Shuichi Hiraoka, Professor, Department of Basic Science, The University of Tokyo
The scientists believe that their analysis to interpret the underlying chemical characteristics of these molecules will pave the way for designing molecules that can assemble on their own and also individually reorganize based on environmental conditions.
Paths Depend on Thermodynamics and Kinetics
The formations of the cage and sheet are more chemically stable in numerous ways. The formation of the cage is more thermodynamically stable, which means it would need energy to shift out of that formation. When compared to the cage, the sheet is more kinetically stable, which means the molecules slowly change their position.

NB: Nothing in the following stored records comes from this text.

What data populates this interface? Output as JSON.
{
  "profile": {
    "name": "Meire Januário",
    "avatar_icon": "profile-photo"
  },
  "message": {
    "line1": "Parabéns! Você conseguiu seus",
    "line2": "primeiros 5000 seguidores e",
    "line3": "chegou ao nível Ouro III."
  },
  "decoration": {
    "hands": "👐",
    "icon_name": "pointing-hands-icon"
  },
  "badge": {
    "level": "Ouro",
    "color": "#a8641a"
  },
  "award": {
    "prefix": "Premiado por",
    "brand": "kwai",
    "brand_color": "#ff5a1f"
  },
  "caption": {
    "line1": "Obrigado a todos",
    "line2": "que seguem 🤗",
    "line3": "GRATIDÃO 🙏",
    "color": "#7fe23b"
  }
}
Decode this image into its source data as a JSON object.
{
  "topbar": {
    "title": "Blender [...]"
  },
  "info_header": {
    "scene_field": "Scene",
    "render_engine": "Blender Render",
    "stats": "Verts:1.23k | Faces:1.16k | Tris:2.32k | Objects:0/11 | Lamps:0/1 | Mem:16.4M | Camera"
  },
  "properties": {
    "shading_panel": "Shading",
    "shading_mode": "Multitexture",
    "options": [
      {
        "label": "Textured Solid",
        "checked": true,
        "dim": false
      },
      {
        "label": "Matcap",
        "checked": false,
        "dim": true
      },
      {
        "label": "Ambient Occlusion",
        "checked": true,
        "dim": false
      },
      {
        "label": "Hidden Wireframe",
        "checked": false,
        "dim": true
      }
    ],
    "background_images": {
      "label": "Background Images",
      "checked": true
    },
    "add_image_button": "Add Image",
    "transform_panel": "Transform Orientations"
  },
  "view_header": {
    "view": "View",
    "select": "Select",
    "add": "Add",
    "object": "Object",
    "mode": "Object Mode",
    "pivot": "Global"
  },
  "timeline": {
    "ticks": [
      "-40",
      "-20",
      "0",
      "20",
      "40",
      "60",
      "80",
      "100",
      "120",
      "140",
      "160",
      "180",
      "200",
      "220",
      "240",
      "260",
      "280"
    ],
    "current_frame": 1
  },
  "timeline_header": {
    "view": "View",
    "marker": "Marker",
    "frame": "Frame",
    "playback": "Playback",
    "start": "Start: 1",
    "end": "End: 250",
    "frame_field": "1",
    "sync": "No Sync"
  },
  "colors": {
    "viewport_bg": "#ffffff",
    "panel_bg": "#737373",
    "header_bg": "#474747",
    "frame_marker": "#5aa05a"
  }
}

The scientists are excited over the development of an artificial system that has the intricacies of these diverse stabilities.
“Complicated natural self-assembly reactions in living systems often have kinetic control,” Hiraoka explained.
Proteins found in living organisms are often kinetically trapped to remain in their healthy formations, although they would be more thermodynamically stable to combine into useless clumps.
In the new artificial system investigated by Hiraoka’s research group, after the cages are formed by the precursor molecules, the molecules remain in that final position since it is the lowest arrangement of thermodynamic energy.
The reaction in the early stage to form the cage is very fast, which tells us that the anion is acting as a kinetic template for the precursors to form the cage.
Shuichi Hiraoka, Professor, Department of Basic Science, The University of Tokyo
But the reaction to create the sheet progresses more gradually. According to the scientists, the molecules become kinetically trapped in the sheet formation in the absence of the anion to offer a template that draws them into the cage formation.
The scientists are planning to continue their exploration of how the self-assembly pathway is regulated and how to exploit the impact of the thermodynamic stability and the kinetic effect.